Let me pause for a moment to comment on the presence of a McDonald franchise inside a children’s hospital, which feels like a great endorsement from a major medical institution.  I assure you that no reputable medical authority has ever given McDonald’s its blessing, yet San Diego’s Children’s Hospital is not alone in hosting a fast-food joint.  Children’s hospital of Philadelphia, considered by some the No 1 children’s hospital in the nation, had a McDonald’s for 34 years — it closed a few weeks because the hospital needed the space – Children’s Los Angeles has a McDonald’s on its first floor, as does Texas Children’s.
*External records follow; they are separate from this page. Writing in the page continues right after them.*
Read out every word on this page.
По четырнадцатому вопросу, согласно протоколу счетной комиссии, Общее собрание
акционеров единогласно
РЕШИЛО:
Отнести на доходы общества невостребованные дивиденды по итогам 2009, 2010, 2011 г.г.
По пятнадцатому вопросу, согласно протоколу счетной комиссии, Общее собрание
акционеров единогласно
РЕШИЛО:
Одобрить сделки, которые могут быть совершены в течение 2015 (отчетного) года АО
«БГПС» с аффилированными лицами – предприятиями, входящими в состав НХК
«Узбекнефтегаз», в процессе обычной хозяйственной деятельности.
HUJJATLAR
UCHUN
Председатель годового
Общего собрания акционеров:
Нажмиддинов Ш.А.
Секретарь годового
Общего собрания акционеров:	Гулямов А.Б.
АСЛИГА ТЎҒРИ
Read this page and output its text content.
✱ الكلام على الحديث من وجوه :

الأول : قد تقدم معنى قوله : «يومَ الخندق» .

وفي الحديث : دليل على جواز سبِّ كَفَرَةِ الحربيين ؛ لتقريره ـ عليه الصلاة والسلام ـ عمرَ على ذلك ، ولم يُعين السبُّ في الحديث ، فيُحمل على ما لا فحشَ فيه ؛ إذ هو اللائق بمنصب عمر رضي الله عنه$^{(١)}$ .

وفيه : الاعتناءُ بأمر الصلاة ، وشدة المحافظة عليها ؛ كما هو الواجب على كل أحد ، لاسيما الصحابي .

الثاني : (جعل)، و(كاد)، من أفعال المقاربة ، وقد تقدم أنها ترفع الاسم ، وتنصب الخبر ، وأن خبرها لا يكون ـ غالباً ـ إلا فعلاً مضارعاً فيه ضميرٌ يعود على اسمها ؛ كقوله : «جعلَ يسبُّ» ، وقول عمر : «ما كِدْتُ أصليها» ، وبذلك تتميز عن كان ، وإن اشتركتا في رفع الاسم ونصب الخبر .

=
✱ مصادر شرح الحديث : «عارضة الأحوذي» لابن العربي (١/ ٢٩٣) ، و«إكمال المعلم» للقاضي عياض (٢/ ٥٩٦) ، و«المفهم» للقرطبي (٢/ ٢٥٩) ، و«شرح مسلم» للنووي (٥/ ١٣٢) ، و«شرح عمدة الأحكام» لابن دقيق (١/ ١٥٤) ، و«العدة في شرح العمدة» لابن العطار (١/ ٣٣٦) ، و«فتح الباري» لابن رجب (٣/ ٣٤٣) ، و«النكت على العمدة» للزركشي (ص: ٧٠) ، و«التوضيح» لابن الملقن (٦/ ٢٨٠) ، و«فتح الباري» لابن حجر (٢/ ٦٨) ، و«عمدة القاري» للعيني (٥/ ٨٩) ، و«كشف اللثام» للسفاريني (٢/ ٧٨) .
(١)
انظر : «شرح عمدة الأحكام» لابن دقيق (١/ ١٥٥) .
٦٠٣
So what’s for lunch? The most frequent items bought for preschoolers (2-5 years) were French fries, soda, chicken nuggets, cheeseburgers and hamburgers.  The most frequent items for kids 6-11 years were French fries, chicken nuggets, cheeseburgers, soda and apple pie.  Adolescents’ choices centered on French fries, soda, cheeseburgers, chicken nuggets, and chocolate chip cookies.
Less than 1 percent of kids bought the yogurt parfait, and apple dippers were bought by less than 1 percent of preschoolers, 3.5 percent of 6-11 year-olds, and almost none of the teens (0.3 percent).
And now to the calorie count:  The average caloric content bought for kids’ lunch was 646-811 calories, which makes about half of the daily caloric need of a young kid.
The meals averaged 35-39 percent of calories from fat, with about 10 percent of that fat saturated.
The sodium content of the meals averaged 866-1100 mg, which pretty much covers the daily sodium allowance of a preschooler.

The parents were asked what made them choose McDonald’s for lunch, and the most common reasons for their pick were “the kids like the food” and its convenience.

Better options at fast food restaurants – a remote option

This study confirms what we already know: Customers go to McDonalds for fries, hamburgers and soda, not for milk and salad.  A recent article by Christina Rexrode of the The Associated Press sums up the healthier options at fast food chains as just that – a remote option.  What really sells is the high calorie, high fat food, which the chains are famous for.   And the reasons are varied, but one of them is price: “Healthier foods also are usually among the most expensive menu items, which can be tough for recession-weary customers to stomach”.

Let’s face it, McDonalds isn’t renowned for its salads and apples, and as the kids in this study testify, they’re ‘lovin’ it’ for the taste they know — it’s the McDonald’s fat-salt-sugar mixture they crave.
And it would have been fine, had it remained an infrequent indulgence.  Problem is, kids are eating fast food often.  Very often.